Schering-Plough and Hoffmann-LaRoche, drug giants that each own patent rights to a genetically engineered protein, agreed Thursday that each may sell the product without fear of being sued by the other for patent infringement.
The protein, called alpha interferon, occurs naturally in human beings and stimulates the body's immune system against certain types of cancers and viruses.
Schering-Plough has licensed patent rights from Biogen, a leading biotechnology company that has developed a version of the protein at its headquarters in Cambridge, Mass.
In early March, Hoffmann-La Roche received a U.S. patent based on its version of the substance.
Hoffmann-LaRoche said at that time that it believed the patent award would prevent Schering-Plough from selling alpha interferon.
In April, however, Schering-Plough began marketing the protein in Ireland and has said it hopes to have approval from the Food and Drug Administration soon to begin selling the protein in the United States by year-end.
When Schering-Plough's alpha interferon becomes available, it will be the second genetically engineered human drug for sale in this country. The first, human insulin, has been sold since 1983 by Eli Lilly under a licensing agreement with South San Francisco-based Genentech, another leading biotechnology company.

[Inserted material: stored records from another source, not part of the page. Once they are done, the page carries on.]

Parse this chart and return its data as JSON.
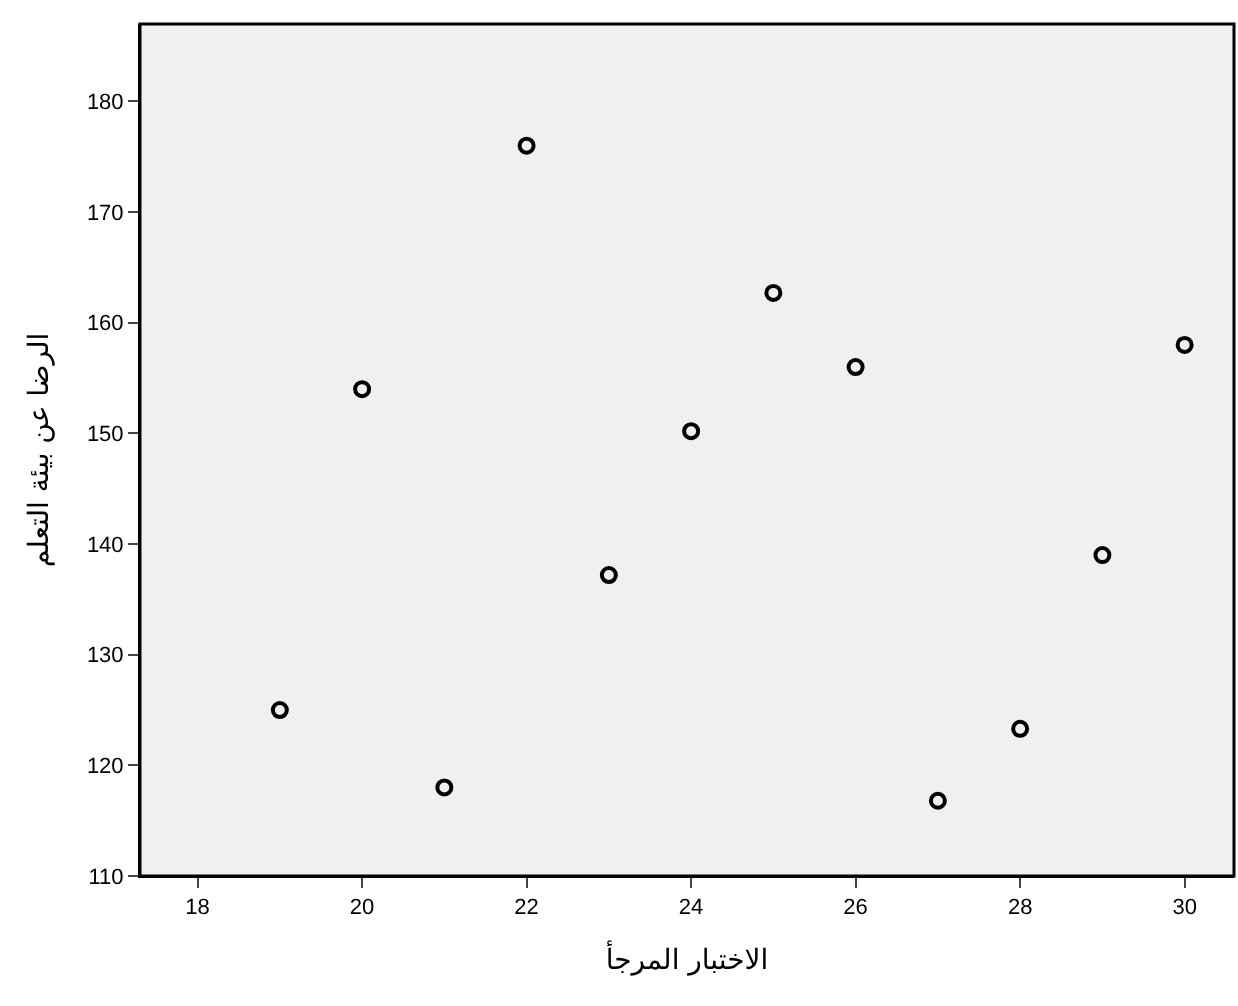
{
  "chart_data": {
    "type": "scatter",
    "xlabel": "الاختبار المرجأ",
    "ylabel": "الرضا عن بيئة التعلم",
    "x": [
      19,
      20,
      21,
      22,
      23,
      24,
      25,
      26,
      27,
      28,
      29,
      30
    ],
    "series": [
      {
        "color": "#000000",
        "values": [
          125,
          154,
          118,
          176,
          137.2,
          150.2,
          162.7,
          156,
          116.8,
          123.3,
          139,
          158
        ]
      }
    ],
    "xlim": [
      17.3,
      30.6
    ],
    "ylim": [
      110,
      187
    ],
    "xticks": [
      18,
      20,
      22,
      24,
      26,
      28,
      30
    ],
    "yticks": [
      110,
      120,
      130,
      140,
      150,
      160,
      170,
      180
    ],
    "marker": "circle",
    "grid": false,
    "legend": false
  }
}
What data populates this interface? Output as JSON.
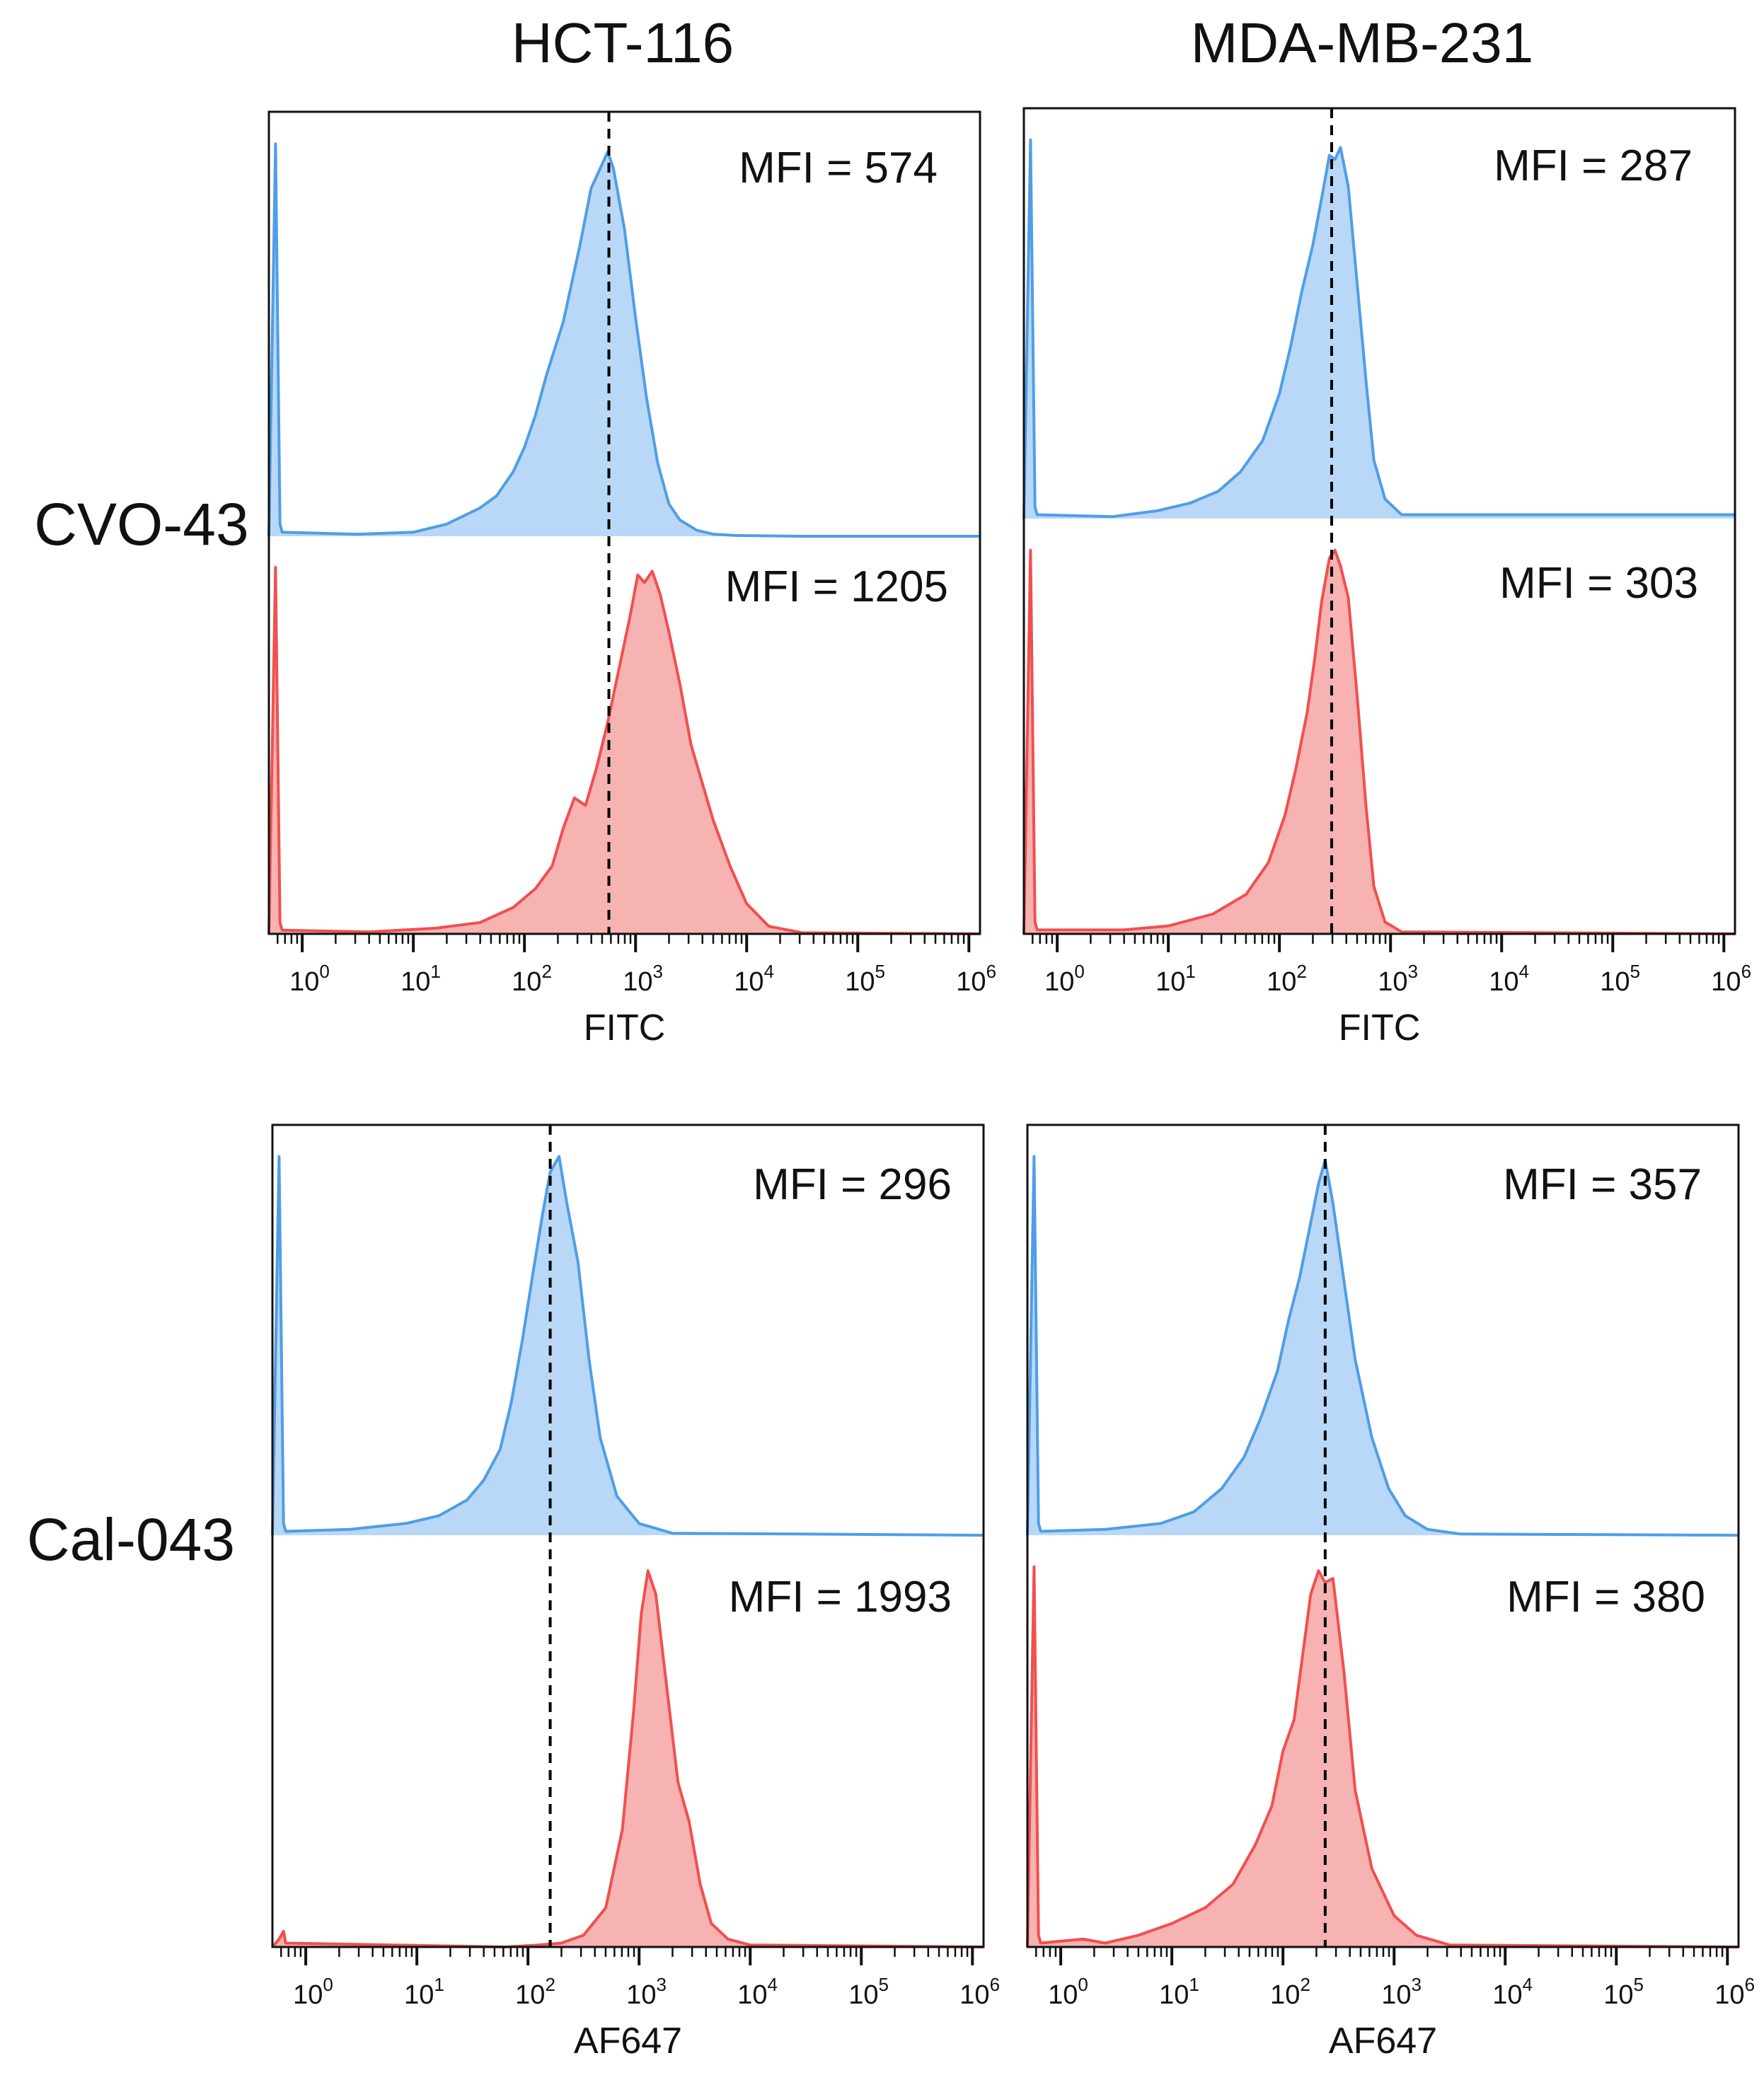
{
  "column_titles": [
    "HCT-116",
    "MDA-MB-231"
  ],
  "row_titles": [
    "CVO-43",
    "Cal-043"
  ],
  "colors": {
    "control_line": "#4f9ee6",
    "control_fill": "#b9d8f7",
    "treated_line": "#f0504f",
    "treated_fill": "#f7b2b2",
    "axis": "#111111"
  },
  "chart_data": [
    {
      "type": "area",
      "id": "cvo43-hct116",
      "row": "CVO-43",
      "column": "HCT-116",
      "xlabel": "FITC",
      "xscale": "log",
      "xlim_exp": [
        -0.3,
        6.1
      ],
      "tick_labels": [
        {
          "base": "10",
          "exp": "0"
        },
        {
          "base": "10",
          "exp": "1"
        },
        {
          "base": "10",
          "exp": "2"
        },
        {
          "base": "10",
          "exp": "3"
        },
        {
          "base": "10",
          "exp": "4"
        },
        {
          "base": "10",
          "exp": "5"
        },
        {
          "base": "10",
          "exp": "6"
        }
      ],
      "reference_line_log10": 2.76,
      "series": [
        {
          "name": "control",
          "mfi_label": "MFI = 574",
          "mfi": 574,
          "x_log10": [
            -0.3,
            -0.24,
            -0.2,
            -0.18,
            0.5,
            1.0,
            1.3,
            1.6,
            1.75,
            1.9,
            2.0,
            2.1,
            2.2,
            2.35,
            2.5,
            2.6,
            2.7,
            2.75,
            2.8,
            2.9,
            3.0,
            3.1,
            3.2,
            3.3,
            3.4,
            3.55,
            3.7,
            3.9,
            4.5,
            6.1
          ],
          "y": [
            0,
            0.97,
            0.03,
            0.01,
            0.005,
            0.01,
            0.03,
            0.07,
            0.1,
            0.16,
            0.22,
            0.3,
            0.4,
            0.53,
            0.72,
            0.86,
            0.92,
            0.95,
            0.91,
            0.76,
            0.54,
            0.34,
            0.18,
            0.08,
            0.04,
            0.015,
            0.005,
            0.002,
            0,
            0
          ]
        },
        {
          "name": "treated",
          "mfi_label": "MFI = 1205",
          "mfi": 1205,
          "x_log10": [
            -0.3,
            -0.24,
            -0.2,
            -0.18,
            0.6,
            1.2,
            1.6,
            1.9,
            2.1,
            2.25,
            2.35,
            2.45,
            2.55,
            2.65,
            2.75,
            2.85,
            2.95,
            3.02,
            3.08,
            3.15,
            3.22,
            3.3,
            3.4,
            3.5,
            3.6,
            3.7,
            3.85,
            4.0,
            4.2,
            4.5,
            6.1
          ],
          "y": [
            0,
            0.97,
            0.03,
            0.01,
            0.005,
            0.015,
            0.03,
            0.07,
            0.12,
            0.18,
            0.28,
            0.36,
            0.34,
            0.44,
            0.56,
            0.7,
            0.84,
            0.95,
            0.93,
            0.96,
            0.9,
            0.8,
            0.66,
            0.5,
            0.4,
            0.3,
            0.18,
            0.08,
            0.02,
            0.003,
            0
          ]
        }
      ]
    },
    {
      "type": "area",
      "id": "cvo43-mda",
      "row": "CVO-43",
      "column": "MDA-MB-231",
      "xlabel": "FITC",
      "xscale": "log",
      "xlim_exp": [
        -0.3,
        6.1
      ],
      "tick_labels": [
        {
          "base": "10",
          "exp": "0"
        },
        {
          "base": "10",
          "exp": "1"
        },
        {
          "base": "10",
          "exp": "2"
        },
        {
          "base": "10",
          "exp": "3"
        },
        {
          "base": "10",
          "exp": "4"
        },
        {
          "base": "10",
          "exp": "5"
        },
        {
          "base": "10",
          "exp": "6"
        }
      ],
      "reference_line_log10": 2.47,
      "series": [
        {
          "name": "control",
          "mfi_label": "MFI = 287",
          "mfi": 287,
          "x_log10": [
            -0.3,
            -0.24,
            -0.2,
            -0.18,
            0.5,
            0.9,
            1.2,
            1.45,
            1.65,
            1.85,
            2.0,
            2.1,
            2.2,
            2.3,
            2.38,
            2.45,
            2.5,
            2.55,
            2.62,
            2.7,
            2.78,
            2.85,
            2.95,
            3.1,
            6.1
          ],
          "y": [
            0,
            0.97,
            0.03,
            0.01,
            0.005,
            0.02,
            0.04,
            0.07,
            0.12,
            0.2,
            0.32,
            0.44,
            0.58,
            0.7,
            0.82,
            0.93,
            0.92,
            0.95,
            0.85,
            0.6,
            0.35,
            0.15,
            0.05,
            0.01,
            0.01
          ]
        },
        {
          "name": "treated",
          "mfi_label": "MFI = 303",
          "mfi": 303,
          "x_log10": [
            -0.3,
            -0.24,
            -0.2,
            -0.18,
            0.6,
            1.0,
            1.4,
            1.7,
            1.9,
            2.05,
            2.15,
            2.25,
            2.32,
            2.38,
            2.45,
            2.5,
            2.55,
            2.62,
            2.7,
            2.78,
            2.85,
            2.95,
            3.1,
            6.1
          ],
          "y": [
            0,
            0.97,
            0.03,
            0.01,
            0.01,
            0.02,
            0.05,
            0.1,
            0.18,
            0.3,
            0.42,
            0.56,
            0.7,
            0.84,
            0.95,
            0.97,
            0.93,
            0.85,
            0.6,
            0.32,
            0.12,
            0.03,
            0.005,
            0
          ]
        }
      ]
    },
    {
      "type": "area",
      "id": "cal043-hct116",
      "row": "Cal-043",
      "column": "HCT-116",
      "xlabel": "AF647",
      "xscale": "log",
      "xlim_exp": [
        -0.3,
        6.1
      ],
      "tick_labels": [
        {
          "base": "10",
          "exp": "0"
        },
        {
          "base": "10",
          "exp": "1"
        },
        {
          "base": "10",
          "exp": "2"
        },
        {
          "base": "10",
          "exp": "3"
        },
        {
          "base": "10",
          "exp": "4"
        },
        {
          "base": "10",
          "exp": "5"
        },
        {
          "base": "10",
          "exp": "6"
        }
      ],
      "reference_line_log10": 2.2,
      "series": [
        {
          "name": "control",
          "mfi_label": "MFI = 296",
          "mfi": 296,
          "x_log10": [
            -0.3,
            -0.24,
            -0.2,
            -0.18,
            0.4,
            0.9,
            1.2,
            1.45,
            1.6,
            1.75,
            1.85,
            1.95,
            2.05,
            2.13,
            2.2,
            2.28,
            2.35,
            2.45,
            2.55,
            2.65,
            2.8,
            3.0,
            3.3,
            6.1
          ],
          "y": [
            0,
            0.97,
            0.03,
            0.01,
            0.015,
            0.03,
            0.05,
            0.09,
            0.14,
            0.22,
            0.34,
            0.5,
            0.68,
            0.82,
            0.93,
            0.97,
            0.85,
            0.7,
            0.45,
            0.25,
            0.1,
            0.03,
            0.005,
            0
          ]
        },
        {
          "name": "treated",
          "mfi_label": "MFI = 1993",
          "mfi": 1993,
          "x_log10": [
            -0.3,
            -0.24,
            -0.2,
            -0.18,
            1.8,
            2.1,
            2.3,
            2.5,
            2.7,
            2.85,
            2.95,
            3.02,
            3.08,
            3.15,
            3.25,
            3.35,
            3.45,
            3.55,
            3.65,
            3.8,
            4.0,
            6.1
          ],
          "y": [
            0,
            0.02,
            0.04,
            0.01,
            0,
            0.005,
            0.01,
            0.03,
            0.1,
            0.3,
            0.6,
            0.85,
            0.96,
            0.9,
            0.66,
            0.42,
            0.32,
            0.16,
            0.06,
            0.02,
            0.005,
            0
          ]
        }
      ]
    },
    {
      "type": "area",
      "id": "cal043-mda",
      "row": "Cal-043",
      "column": "MDA-MB-231",
      "xlabel": "AF647",
      "xscale": "log",
      "xlim_exp": [
        -0.3,
        6.1
      ],
      "tick_labels": [
        {
          "base": "10",
          "exp": "0"
        },
        {
          "base": "10",
          "exp": "1"
        },
        {
          "base": "10",
          "exp": "2"
        },
        {
          "base": "10",
          "exp": "3"
        },
        {
          "base": "10",
          "exp": "4"
        },
        {
          "base": "10",
          "exp": "5"
        },
        {
          "base": "10",
          "exp": "6"
        }
      ],
      "reference_line_log10": 2.38,
      "series": [
        {
          "name": "control",
          "mfi_label": "MFI = 357",
          "mfi": 357,
          "x_log10": [
            -0.3,
            -0.24,
            -0.2,
            -0.18,
            0.4,
            0.9,
            1.2,
            1.45,
            1.65,
            1.8,
            1.95,
            2.05,
            2.15,
            2.25,
            2.32,
            2.38,
            2.45,
            2.55,
            2.65,
            2.8,
            2.95,
            3.1,
            3.3,
            3.6,
            6.1
          ],
          "y": [
            0,
            0.97,
            0.03,
            0.01,
            0.015,
            0.03,
            0.06,
            0.12,
            0.2,
            0.3,
            0.42,
            0.55,
            0.66,
            0.8,
            0.9,
            0.96,
            0.85,
            0.65,
            0.45,
            0.25,
            0.12,
            0.05,
            0.015,
            0.003,
            0
          ]
        },
        {
          "name": "treated",
          "mfi_label": "MFI = 380",
          "mfi": 380,
          "x_log10": [
            -0.3,
            -0.24,
            -0.2,
            -0.18,
            0.2,
            0.4,
            0.7,
            1.0,
            1.3,
            1.55,
            1.75,
            1.9,
            2.0,
            2.1,
            2.18,
            2.25,
            2.32,
            2.38,
            2.45,
            2.55,
            2.65,
            2.8,
            3.0,
            3.2,
            3.5,
            6.1
          ],
          "y": [
            0,
            0.97,
            0.03,
            0.01,
            0.02,
            0.01,
            0.03,
            0.06,
            0.1,
            0.16,
            0.26,
            0.36,
            0.5,
            0.58,
            0.75,
            0.9,
            0.96,
            0.93,
            0.94,
            0.7,
            0.4,
            0.2,
            0.08,
            0.03,
            0.005,
            0
          ]
        }
      ]
    }
  ]
}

Patents are sure to play a key role in protecting the sales of genetically engineered products, just as they have for traditional drugs.
But Thursday's announcement is a welcome sign in the emerging biotechnology industry. Some industry analysts and executives have expressed concern that protracted legal battles over patents might keep vital biotechnology drugs from consumers or drain the cash of fledgling companies.